Well, that is possible too, but it is not the favoured scenario for now. And, even if the index makes a fresh high, it would not obliviate the possibility of a pull back to the moving average in the longer timeframe as we discussed at the outset.
Before I wind-up, let us take a quick look at the broader markets, captured by the Nifty Midsmall Cap 400 index. The long-term breadth indicator, measuring the percentage of stocks trading above their 200-day moving average, has recovered from 57% on November 29, to current level of 68.5%. This is a healthy sign indicating broader market participation along with the recovery in the Nifty 50 index.

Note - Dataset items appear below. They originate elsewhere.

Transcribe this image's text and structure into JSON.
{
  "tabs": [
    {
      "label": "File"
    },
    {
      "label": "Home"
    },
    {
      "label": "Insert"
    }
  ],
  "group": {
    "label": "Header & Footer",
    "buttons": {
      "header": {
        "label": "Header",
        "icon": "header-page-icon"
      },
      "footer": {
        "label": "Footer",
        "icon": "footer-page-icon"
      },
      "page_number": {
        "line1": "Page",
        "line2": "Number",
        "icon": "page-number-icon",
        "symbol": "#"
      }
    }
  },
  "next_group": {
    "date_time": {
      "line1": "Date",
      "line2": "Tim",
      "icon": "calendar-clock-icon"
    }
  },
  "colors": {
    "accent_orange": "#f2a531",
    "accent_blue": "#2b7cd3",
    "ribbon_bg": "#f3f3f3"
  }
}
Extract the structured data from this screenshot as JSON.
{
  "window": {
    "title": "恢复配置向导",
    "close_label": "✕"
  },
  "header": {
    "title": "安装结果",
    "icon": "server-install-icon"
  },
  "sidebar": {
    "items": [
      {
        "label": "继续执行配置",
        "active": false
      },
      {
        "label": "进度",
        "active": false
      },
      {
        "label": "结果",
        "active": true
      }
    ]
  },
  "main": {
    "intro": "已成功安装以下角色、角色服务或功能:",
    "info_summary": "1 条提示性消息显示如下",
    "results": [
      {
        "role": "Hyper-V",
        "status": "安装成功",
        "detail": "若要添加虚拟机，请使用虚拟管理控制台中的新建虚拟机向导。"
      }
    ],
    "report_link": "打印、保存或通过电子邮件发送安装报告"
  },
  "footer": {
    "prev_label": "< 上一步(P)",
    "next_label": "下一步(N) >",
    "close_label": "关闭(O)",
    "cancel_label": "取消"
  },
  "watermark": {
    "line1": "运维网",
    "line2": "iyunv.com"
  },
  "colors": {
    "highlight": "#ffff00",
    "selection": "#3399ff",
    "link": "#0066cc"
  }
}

And more importantly, the Nifty Midsmall Cap 400 index has resumed its outperformance versus Nifty 50 index in the short-term time frame. If you are a momentum or swing trader, you may choose to focus on the broader market for short-term opportunities.
To sum up:
- In the long-term price chart, the Nifty 50 index is still overbought condition, favouring a cool off or correction. This correction need not happen immediately, and could either happen via a sharp fall in price similar to March 2020 or through a prolonged sideways movement.
- In the short-term, the price and the breadth indicators are favouring short-term recovery or bounce. Immediate target is 18,100 – 18,300 range. This view would be invalidated if the price falls below 17,600.
- Stick to your regular SIPs and do not fiddle with it. Similarly, if you have a cash stock portfolio and an exit plan, just stick to it.